CHN: Current Year Spending Approved By House
It was not quite tectonic, but there was a notable shift in priorities when the House passed a spending bill to finalize this year’s funding in most programs. The House added funds for veterans’ health, low-income housing, K-12 and special education, Head Start, and Pell Grants beyond both last year’s funding and the most proposals for the current year recommended earlier by House and Senate appropriators. The spending bill (totaling $463 billion) did not exceed the cap on annual appropriations placed by the previous Congress, but added money for these human needs programs by cutting about $10 billion from 60 programs. About half the cuts came from rescinding $3.5 billion in unspent highway funds and $1.65 billion in unspent housing funds.
House and Senate leaders had announced in December that they would finish out the fiscal year through a Joint Resolution packaging the 11 out of 13 annual appropriations bills that had not already passed. Action was required because the previous Congress had only provided funding through February 15, and the fiscal year ends September 30. This big bill would for the most part stick to FY 2006 levels, exceeding them only in “anomalous” situations (which seemed to be defined as unacceptably bad). From the outset, it was expected that veterans’ health needs fit the “anomalous” category, in that increasing numbers of injured war veterans need help. The Joint Resolution did add $3.5 billion for VA medical care over the FY 2006 level, and $1.2 billion more for health care for members of the military and their families.
Advocates sought to call attention to other areas where needs were great. The Coalition on Human Needs, working with the Emergency Campaign for America’s Priorities, drafted a letter to House and Senate leadership and members of the Appropriations Committees calling for increases beyond FY 2006 levels for certain low-income housing programs, child care, Head Start, employment services, and the Census Bureau. Without the increases sought, about 300,000 fewer households would live in subsidized units, fewer homeless would be served, services for the unemployed would decline, and further erosion would occur in the number of children served by Head Start and child care. In addition, accurate Census counts showing poverty, lack of health insurance, housing status, and much more would be jeopardized. The letter to Congress was signed by more than 30 prominent organizations. Seehttp://www.chn.org/pdf/2007/JointResLetter.PDF.
The House bill (H.J. Res. 20) did much of what the advocates had asked for. In the Section 8 rental voucher program, $487 million beyond FY 2006 plus a new formula for allocating voucher funds among housing authorities will prevent the loss of any further units and make it possible for some housing authorities to restore some of the 150,000 vouchers lost since 2004. An increase of $939 million in project-based Section 8 housing units will allow renewal of 157,000 units. The public housing operating fund received $300 million above the FY 2006 level.
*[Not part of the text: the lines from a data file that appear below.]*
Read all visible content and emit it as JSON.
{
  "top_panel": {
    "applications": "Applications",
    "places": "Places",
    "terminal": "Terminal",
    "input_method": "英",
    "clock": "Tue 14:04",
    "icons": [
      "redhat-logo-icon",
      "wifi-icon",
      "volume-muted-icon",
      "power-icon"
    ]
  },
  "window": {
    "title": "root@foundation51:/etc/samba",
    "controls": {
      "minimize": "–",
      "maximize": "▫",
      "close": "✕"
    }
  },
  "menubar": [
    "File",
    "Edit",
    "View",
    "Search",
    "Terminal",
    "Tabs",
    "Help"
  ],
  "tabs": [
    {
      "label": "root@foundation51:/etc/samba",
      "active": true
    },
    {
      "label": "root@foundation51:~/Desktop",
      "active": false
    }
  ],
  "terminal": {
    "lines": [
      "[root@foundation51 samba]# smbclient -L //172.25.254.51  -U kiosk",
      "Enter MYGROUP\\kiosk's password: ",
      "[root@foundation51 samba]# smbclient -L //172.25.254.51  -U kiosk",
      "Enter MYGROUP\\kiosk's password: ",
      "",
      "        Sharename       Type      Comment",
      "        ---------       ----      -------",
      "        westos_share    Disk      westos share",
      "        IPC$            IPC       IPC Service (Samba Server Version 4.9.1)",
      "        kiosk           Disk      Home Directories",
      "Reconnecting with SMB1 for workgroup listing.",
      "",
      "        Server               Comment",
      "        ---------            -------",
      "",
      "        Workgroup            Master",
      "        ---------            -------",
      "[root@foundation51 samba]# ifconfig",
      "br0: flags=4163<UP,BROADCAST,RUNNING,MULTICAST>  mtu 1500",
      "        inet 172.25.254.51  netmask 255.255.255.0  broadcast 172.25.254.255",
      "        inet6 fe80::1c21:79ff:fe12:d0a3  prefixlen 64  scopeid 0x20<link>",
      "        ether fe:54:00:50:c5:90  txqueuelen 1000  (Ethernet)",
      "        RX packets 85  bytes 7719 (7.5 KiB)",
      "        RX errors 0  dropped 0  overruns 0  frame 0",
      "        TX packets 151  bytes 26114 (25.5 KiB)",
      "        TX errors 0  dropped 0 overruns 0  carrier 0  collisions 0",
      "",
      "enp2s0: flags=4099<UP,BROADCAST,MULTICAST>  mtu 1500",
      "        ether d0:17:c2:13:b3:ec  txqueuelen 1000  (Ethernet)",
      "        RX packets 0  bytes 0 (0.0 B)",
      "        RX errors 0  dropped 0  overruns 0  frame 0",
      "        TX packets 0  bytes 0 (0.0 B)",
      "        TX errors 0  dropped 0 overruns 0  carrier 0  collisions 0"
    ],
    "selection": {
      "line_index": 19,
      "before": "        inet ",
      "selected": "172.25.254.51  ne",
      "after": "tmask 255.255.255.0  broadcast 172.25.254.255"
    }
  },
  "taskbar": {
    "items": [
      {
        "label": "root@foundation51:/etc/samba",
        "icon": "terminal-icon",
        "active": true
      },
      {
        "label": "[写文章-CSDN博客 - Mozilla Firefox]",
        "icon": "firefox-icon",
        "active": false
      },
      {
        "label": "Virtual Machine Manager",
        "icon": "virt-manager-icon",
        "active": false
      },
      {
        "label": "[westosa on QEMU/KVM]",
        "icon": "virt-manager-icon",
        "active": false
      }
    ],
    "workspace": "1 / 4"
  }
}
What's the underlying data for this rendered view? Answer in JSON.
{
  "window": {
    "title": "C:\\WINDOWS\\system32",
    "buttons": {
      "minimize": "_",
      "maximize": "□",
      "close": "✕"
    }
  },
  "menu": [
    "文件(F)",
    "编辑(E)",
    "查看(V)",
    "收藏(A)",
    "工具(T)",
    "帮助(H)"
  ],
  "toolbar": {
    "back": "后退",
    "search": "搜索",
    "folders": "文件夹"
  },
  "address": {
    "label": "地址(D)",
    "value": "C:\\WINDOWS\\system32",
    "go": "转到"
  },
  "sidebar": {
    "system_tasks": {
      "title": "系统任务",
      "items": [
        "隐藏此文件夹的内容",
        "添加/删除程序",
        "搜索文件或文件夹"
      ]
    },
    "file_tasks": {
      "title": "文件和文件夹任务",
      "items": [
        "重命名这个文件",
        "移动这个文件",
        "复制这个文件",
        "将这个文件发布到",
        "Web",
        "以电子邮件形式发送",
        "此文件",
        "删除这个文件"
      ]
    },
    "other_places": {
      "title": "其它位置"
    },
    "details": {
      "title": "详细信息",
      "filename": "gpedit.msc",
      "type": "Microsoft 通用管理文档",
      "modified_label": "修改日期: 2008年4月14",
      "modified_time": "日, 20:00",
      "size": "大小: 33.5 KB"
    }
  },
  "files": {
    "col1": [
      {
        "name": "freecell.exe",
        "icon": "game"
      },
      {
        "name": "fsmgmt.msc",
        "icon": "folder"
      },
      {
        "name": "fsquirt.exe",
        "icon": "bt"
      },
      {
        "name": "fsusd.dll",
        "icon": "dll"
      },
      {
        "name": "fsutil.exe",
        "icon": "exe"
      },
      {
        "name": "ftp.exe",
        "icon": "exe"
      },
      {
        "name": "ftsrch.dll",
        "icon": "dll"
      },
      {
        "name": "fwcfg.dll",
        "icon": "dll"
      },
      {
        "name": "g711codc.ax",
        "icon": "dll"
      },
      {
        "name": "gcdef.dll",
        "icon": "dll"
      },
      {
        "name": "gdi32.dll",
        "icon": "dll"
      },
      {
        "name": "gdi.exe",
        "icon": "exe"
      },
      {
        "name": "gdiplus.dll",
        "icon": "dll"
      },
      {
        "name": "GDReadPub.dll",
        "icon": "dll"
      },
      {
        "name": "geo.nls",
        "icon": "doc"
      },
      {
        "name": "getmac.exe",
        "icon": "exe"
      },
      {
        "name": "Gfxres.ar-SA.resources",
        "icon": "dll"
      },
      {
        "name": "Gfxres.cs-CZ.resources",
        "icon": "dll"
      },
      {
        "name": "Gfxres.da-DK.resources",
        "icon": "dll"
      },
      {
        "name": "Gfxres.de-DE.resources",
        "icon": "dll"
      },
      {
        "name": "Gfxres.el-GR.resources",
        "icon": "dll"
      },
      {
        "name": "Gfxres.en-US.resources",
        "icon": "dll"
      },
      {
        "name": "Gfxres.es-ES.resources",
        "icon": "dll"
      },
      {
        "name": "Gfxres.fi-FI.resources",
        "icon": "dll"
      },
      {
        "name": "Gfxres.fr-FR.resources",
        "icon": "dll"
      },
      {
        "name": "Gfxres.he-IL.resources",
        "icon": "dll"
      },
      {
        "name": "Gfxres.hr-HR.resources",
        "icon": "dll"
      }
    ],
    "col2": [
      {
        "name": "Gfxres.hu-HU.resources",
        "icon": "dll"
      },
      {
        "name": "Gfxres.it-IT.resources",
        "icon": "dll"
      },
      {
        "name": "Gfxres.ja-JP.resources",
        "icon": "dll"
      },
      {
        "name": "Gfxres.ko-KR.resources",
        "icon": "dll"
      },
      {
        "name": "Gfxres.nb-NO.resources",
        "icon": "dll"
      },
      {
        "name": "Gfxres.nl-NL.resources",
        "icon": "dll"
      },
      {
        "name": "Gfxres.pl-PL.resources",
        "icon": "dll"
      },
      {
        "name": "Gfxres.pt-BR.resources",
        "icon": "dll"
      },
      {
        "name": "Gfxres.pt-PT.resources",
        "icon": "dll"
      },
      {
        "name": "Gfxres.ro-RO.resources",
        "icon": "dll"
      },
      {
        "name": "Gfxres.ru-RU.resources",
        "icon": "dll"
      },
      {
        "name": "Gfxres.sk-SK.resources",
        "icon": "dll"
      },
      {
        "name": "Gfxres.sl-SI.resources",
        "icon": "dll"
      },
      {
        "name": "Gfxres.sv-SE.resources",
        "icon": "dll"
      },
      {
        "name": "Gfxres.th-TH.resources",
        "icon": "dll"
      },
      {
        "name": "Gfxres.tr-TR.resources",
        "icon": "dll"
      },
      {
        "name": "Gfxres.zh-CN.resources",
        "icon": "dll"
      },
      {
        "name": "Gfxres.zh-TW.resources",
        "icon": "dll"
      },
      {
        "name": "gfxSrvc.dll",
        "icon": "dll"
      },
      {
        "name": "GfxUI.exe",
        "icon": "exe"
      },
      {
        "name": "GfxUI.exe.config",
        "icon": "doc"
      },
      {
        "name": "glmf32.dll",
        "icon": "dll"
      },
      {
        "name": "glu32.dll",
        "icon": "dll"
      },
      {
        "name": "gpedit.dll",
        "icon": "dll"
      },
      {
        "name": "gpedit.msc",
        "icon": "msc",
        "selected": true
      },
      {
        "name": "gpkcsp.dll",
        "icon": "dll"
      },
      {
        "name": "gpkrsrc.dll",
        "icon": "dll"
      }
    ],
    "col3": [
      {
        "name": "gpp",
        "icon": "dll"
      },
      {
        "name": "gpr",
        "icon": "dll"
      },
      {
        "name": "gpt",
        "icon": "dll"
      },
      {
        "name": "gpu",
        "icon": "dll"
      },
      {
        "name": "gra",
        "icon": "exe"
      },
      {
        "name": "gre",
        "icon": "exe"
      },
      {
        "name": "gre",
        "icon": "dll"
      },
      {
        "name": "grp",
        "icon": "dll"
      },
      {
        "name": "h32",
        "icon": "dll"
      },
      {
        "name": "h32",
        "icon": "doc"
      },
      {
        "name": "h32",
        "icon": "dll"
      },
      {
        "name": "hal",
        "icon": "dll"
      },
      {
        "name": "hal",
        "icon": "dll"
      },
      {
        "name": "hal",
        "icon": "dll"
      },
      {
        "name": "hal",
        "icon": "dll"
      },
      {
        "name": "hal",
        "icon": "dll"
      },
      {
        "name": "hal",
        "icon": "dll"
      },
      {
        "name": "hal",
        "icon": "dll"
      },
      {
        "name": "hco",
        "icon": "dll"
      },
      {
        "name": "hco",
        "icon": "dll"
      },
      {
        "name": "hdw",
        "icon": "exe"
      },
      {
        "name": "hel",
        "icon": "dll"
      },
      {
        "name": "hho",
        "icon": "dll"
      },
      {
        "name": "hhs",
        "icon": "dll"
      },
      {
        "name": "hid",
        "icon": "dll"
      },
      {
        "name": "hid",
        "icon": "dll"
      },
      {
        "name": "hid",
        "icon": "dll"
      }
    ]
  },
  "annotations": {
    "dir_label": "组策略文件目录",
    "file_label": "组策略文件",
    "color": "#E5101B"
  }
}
This is still less than the amount HUD says it needs – a 15.5 percent cut instead of 24 percent below the full cost of operating 1.2 million housing units, according to the National Low Income Housing Coalition. The House bill also increases the amount for homeless assistance grants by $115 million over FY 2006, which should provide shelter for thousands of homeless people.
Head Start has sustained reductions of 11 percent since 2002, taking inflation into account. Flat funding at the FY 2006 level would mean more cuts in program quality and/or enrollment. The House bill adds $104 million more than the FY 2006 levels – less than advocates had sought, but at least a step in the right direction.
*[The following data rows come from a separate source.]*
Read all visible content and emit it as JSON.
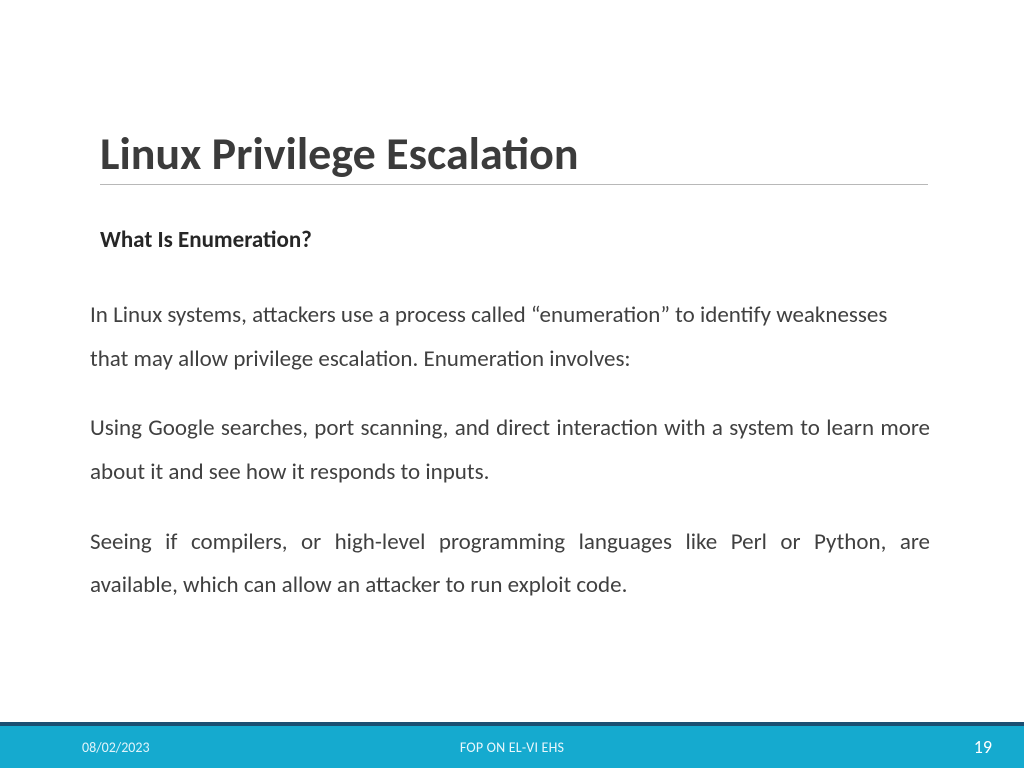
{
  "title": "Linux Privilege Escalation",
  "subheading": "What Is Enumeration?",
  "paragraphs": [
    "In Linux systems, attackers use a process called “enumeration” to identify weaknesses that may allow privilege escalation. Enumeration involves:",
    "Using Google searches, port scanning, and direct interaction with a system to learn more about it and see how it responds to inputs.",
    "Seeing if compilers, or high-level programming languages like Perl or Python, are available, which can allow an attacker to run exploit code."
  ],
  "footer": {
    "date": "08/02/2023",
    "mid": "FOP ON EL-VI EHS",
    "page": "19"
  }
}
Child care funding did not fare so well. Despite the fact that 250,000 fewer children are receiving child care assistance now than in 2000, with further loss expected with level funding, the Joint Resolution included no increase. In addition, adoption incentive payments to states were cut by $12.8 million. These funds reward states for moving children from foster care to the permanency of adoption; advocates will seek restoration of these funds.
The maximum Pell Grant will rise by $260 to $4,310, the first such increase in four years, at a cost of $615 million. The spending bill also provided $200 million beyond the FY 2006 funding of IDEA (Individuals with Disabilities Education Act), to prevent further erosion in the share the federal government pays towards special education costs. K-12 education for low-income students (Title I) received $125 million above FY 2006, intended to provide reading and math instruction to 38,000 children.
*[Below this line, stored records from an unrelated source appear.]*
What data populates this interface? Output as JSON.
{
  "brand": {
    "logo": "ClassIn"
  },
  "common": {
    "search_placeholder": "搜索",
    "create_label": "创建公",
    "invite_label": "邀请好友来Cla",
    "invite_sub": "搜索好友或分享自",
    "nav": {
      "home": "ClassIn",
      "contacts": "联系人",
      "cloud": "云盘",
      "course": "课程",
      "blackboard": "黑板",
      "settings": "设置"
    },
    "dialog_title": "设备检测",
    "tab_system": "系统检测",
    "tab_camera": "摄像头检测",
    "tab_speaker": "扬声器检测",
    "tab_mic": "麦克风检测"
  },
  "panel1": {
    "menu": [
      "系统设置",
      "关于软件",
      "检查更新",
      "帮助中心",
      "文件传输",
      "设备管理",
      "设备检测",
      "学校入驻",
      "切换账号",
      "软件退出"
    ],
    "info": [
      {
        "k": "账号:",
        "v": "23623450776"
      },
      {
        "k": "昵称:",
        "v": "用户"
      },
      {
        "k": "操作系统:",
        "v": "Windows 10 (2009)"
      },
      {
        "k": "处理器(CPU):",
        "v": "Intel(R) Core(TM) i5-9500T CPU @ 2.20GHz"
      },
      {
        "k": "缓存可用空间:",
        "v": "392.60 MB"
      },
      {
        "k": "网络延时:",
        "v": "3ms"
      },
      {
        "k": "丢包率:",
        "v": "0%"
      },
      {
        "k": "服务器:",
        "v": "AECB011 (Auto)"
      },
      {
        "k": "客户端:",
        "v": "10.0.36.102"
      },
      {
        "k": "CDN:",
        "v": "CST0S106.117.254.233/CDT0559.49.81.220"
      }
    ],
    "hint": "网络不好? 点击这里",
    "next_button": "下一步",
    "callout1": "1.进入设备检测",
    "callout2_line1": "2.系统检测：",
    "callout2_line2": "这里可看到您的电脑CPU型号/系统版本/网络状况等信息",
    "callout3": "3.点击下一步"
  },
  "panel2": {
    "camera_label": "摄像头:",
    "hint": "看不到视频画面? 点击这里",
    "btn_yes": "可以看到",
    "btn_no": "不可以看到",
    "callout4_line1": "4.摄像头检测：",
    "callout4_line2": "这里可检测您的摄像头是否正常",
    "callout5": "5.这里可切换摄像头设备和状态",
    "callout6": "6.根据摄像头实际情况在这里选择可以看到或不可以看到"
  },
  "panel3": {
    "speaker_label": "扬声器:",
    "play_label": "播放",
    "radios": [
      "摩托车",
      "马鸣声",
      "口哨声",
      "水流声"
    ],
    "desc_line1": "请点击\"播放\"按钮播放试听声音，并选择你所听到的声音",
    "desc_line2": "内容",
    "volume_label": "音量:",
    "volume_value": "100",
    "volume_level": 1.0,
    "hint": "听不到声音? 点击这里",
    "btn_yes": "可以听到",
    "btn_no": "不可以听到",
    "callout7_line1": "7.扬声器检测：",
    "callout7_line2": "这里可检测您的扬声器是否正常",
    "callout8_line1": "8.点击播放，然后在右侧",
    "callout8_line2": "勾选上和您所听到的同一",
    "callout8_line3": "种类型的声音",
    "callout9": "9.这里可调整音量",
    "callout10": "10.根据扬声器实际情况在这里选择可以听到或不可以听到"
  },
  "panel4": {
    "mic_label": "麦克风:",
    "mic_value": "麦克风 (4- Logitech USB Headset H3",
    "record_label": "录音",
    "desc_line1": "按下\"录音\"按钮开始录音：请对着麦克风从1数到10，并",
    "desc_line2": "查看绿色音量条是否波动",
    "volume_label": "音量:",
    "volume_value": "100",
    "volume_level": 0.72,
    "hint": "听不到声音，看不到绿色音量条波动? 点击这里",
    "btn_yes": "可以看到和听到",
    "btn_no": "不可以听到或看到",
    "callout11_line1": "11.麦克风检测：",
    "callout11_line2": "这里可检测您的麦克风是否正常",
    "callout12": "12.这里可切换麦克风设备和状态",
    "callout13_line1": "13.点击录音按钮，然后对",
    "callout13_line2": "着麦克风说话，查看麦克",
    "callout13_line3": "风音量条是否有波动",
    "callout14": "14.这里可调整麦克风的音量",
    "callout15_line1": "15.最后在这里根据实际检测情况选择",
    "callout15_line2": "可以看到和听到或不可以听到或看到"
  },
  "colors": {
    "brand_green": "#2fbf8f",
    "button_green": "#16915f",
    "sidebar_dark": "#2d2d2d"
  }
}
Advocates care about Census Bureau funding because it is essential to understand trends in poverty and income, health insurance coverage, housing costs, educational attainment, and many more facts about Americans in order for government to respond appropriately. Level funding of the Census Bureau would have resulted in a less accurate 2010 Census, as well as cuts to other surveys performed by the Bureau. The Joint Resolution fully funds the 2010 Census, and would assure the continuation of the Survey of Income and Program Participation (SIPP), a survey that tracks individuals over time.
A number of health services received funding higher than FY 2006 as well, including an expansion projected to serve 1.2 million new patients in community health centers (an increase of $207 million), and the Ryan White CARE grants for HIV/AIDS patients (up $76 million).
Although the bill easily passed the House with a bipartisan 286-140 vote, it will not be so easy in the Senate. Senators will seek amendments which could easily lead to exceeding the spending cap. Negotiations are going on to minimize amendments. The Joint Resolution must be completed and signed by the President by February 15 to avoid a cessation of government activities.